Two new microbes have been discovered that will force a rewrite of how we think the biological capacity to produce and consume methane evolved. The pair may have a role to play in the global methane cycle, but a member of the team who discovered them says the main significance of the discovery is for our understanding of early evolution.
“Methanogenic archaea are estimated to produce one billion tons of methane per year, with an equal amount estimated to be oxidized by archaeal methanotrophs,” the authors write in the paper announcing the discoveries, which is published in Science. However, all previous microorganisms with the capacity to metabolize methane are part of the Euryarchaeota phylum. The new discoveries are from the Bathyarchaeota, until recently known as the Miscellaneous Crenarchaeotal Group.
“The finding is like knowing about black and brown bears, and then coming across a giant panda,” said senior author Gene Tyson of the University of Queensland in a statement. “They have some basic characteristics in common, but in other ways these are fundamentally different.”
Speaking to IFLScience, Tyson added: “In some ways [methane processors] are even more diverse than bears, which are all mammals after all. These are different phylum so it changes our understanding of how methane metabolism evolved.”
Tyson explained that, like approximately 99% of microorganisms, we don’t know how to culture (grow) the new discoveries. “So we only know about them from their DNA sequences,” he said. These reveal that the new species, designated BA1 and BA2 until properly named, have genes that match those of known methane metabolisers, despite their enormously different place in the tree of life.
“The pathway can run in both directions, it can produce or consume methane depending on the species it is in,” Tyson said. Since we cannot culture either BA1 or BA2, we can’t see which one they do, but Tyson said that production seemed more likely, since both appear to lack an electron acceptor equivalent to the role oxygen performs for animals metabolising glucose.
Without this information it is impossible to know what role BA1 and BA2 play in the global methane cycle.
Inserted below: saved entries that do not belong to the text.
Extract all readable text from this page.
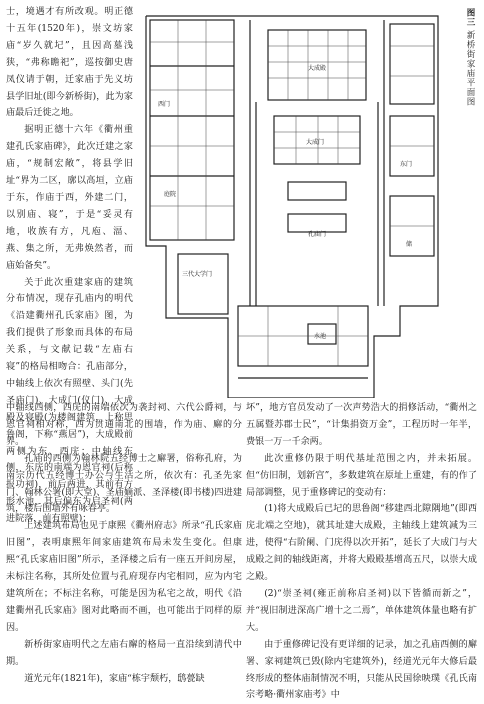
士，境遇才有所改观。明正德十五年(1520年)，崇文坊家庙“岁久就圮”，且因高墓浅狭，“弗称瞻祀”，巡按御史唐凤仪请于朝，迁家庙于先义坊县学旧址(即今新桥街)，此为家庙最后迁徙之地。

据明正德十六年《衢州重建孔氏家庙碑》，此次迁建之家庙，“规制宏敞”，将县学旧址“界为二区，廓以高垣，立庙于东，作庙于西，外建二门，以别庙、寝”，于是“妥灵有地，收族有方，凡庖、湢、燕、集之所，无弗焕然者，而庙始备矣”。

关于此次重建家庙的建筑分布情况，现存孔庙内的明代《沿建衢州孔氏家庙》图，为我们提供了形象而具体的布局关系，与文献记载“左庙右寝”的格局相吻合：孔庙部分，中轴线上依次有照壁、头门(先圣庙门)、大成门(仪门)、大成殿及寝殿(为楼阁建筑，上称思鲁阁，下称“燕居”)，大成殿前两侧为东、西庑；中轴线东侧，东庑的南端为恩官祠(后称报功祠)，前后两进，其前有方形水池，其后偏东为启圣祠(两进院落，前有照壁)；

大成殿
大成门
孔庙门
水池
三代大学门
西门
东门
庭院
储
图三 新桥街家庙平面图

中轴线西侧，西庑的南端依次为袭封祠、六代公爵祠，与恩官祠相对称，西为贯通南北的围墙，作为庙、廨的分界。

孔庙的西侧为翰林院五经博士之廨署，俗称孔府，为南宗历代五经博士办公与生活之所，依次有：孔圣先家门、翰林公署(即大堂)、圣庙嫡派、圣泽楼(即书楼)四进建筑，楼后围墙外有咏春亭。

上述建筑布局也见于康熙《衢州府志》所录“孔氏家庙旧图”，表明康熙年间家庙建筑布局未发生变化。但康熙“孔氏家庙旧图”所示，圣泽楼之后有一座五开间房屋，未标注名称，其所处位置与孔府现存内宅相同，应为内宅建筑所在；不标注名称，可能是因为私宅之故，明代《沿建衢州孔氏家庙》图对此略而不画，也可能出于同样的原因。

新桥街家庙明代之左庙右廨的格局一直沿续到清代中期。

道光元年(1821年)，家庙“栋宇颓朽，鸱甍缺

坏”，地方官员发动了一次声势浩大的捐修活动，“衢州之五属暨苏郡士民”，“计集捐资万金”，工程历时一年半，费银一万一千余两。

此次重修仍限于明代基址范围之内，并未拓展。但“仿旧制，划新宫”，多数建筑在原址上重建，有的作了局部调整，见于重修碑记的变动有：

(1)将大成殿后已圮的思鲁阁“移建西北隙隅地”(即西庑北端之空地)，就其址建大成殿，主轴线上建筑减为三进，使得“右阶阑、门庑得以次开拓”，延长了大成门与大成殿之间的轴线距离，并将大殿殿基增高五尺，以崇大成之殿。

(2)“崇圣祠(雍正前称启圣祠)以下皆循而新之”，并“视旧制进深高广增十之二焉”，单体建筑体量也略有扩大。

由于重修碑记没有更详细的记录，加之孔庙西侧的廨署、家祠建筑已毁(除内宅建筑外)，经道光元年大修后最终形成的整体庙制情况不明，只能从民国徐映璞《孔氏南宗考略·衢州家庙考》中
Both were initially found in samples taken from a coal seam aquifer 600 meters (2,000 feet) beneath the Surat Basin in Queensland. However, Tyson told IFLScience: “Once we found them we screened lots of other locations, generally high methane environments at depths, such as Canadian tar sands.”
The genes detected are too similar to those in other methane-metabolizing species to be a case of convergent evolution, the authors believe, indicating conservation from an extraordinarily ancient common ancestor.
The Bathyarchaeota live in environments without oxygen, and usually also low in sulfur, often far beneath the sea. BA1 also carries genes for fermentation, while BA2 can break down fatty acids through β-oxidation. “Genes for fermentation are fairly common,” Tyson said. “What is unique is the ability to do fermentation and metabolize methane in the same organism.” Despite this party trick, Tyson does not expect either organism to prove industrially useful in the near future.
However, with methane detection considered one of the key possible signs of life on Mars, the findings may be of interest to astrobiologists.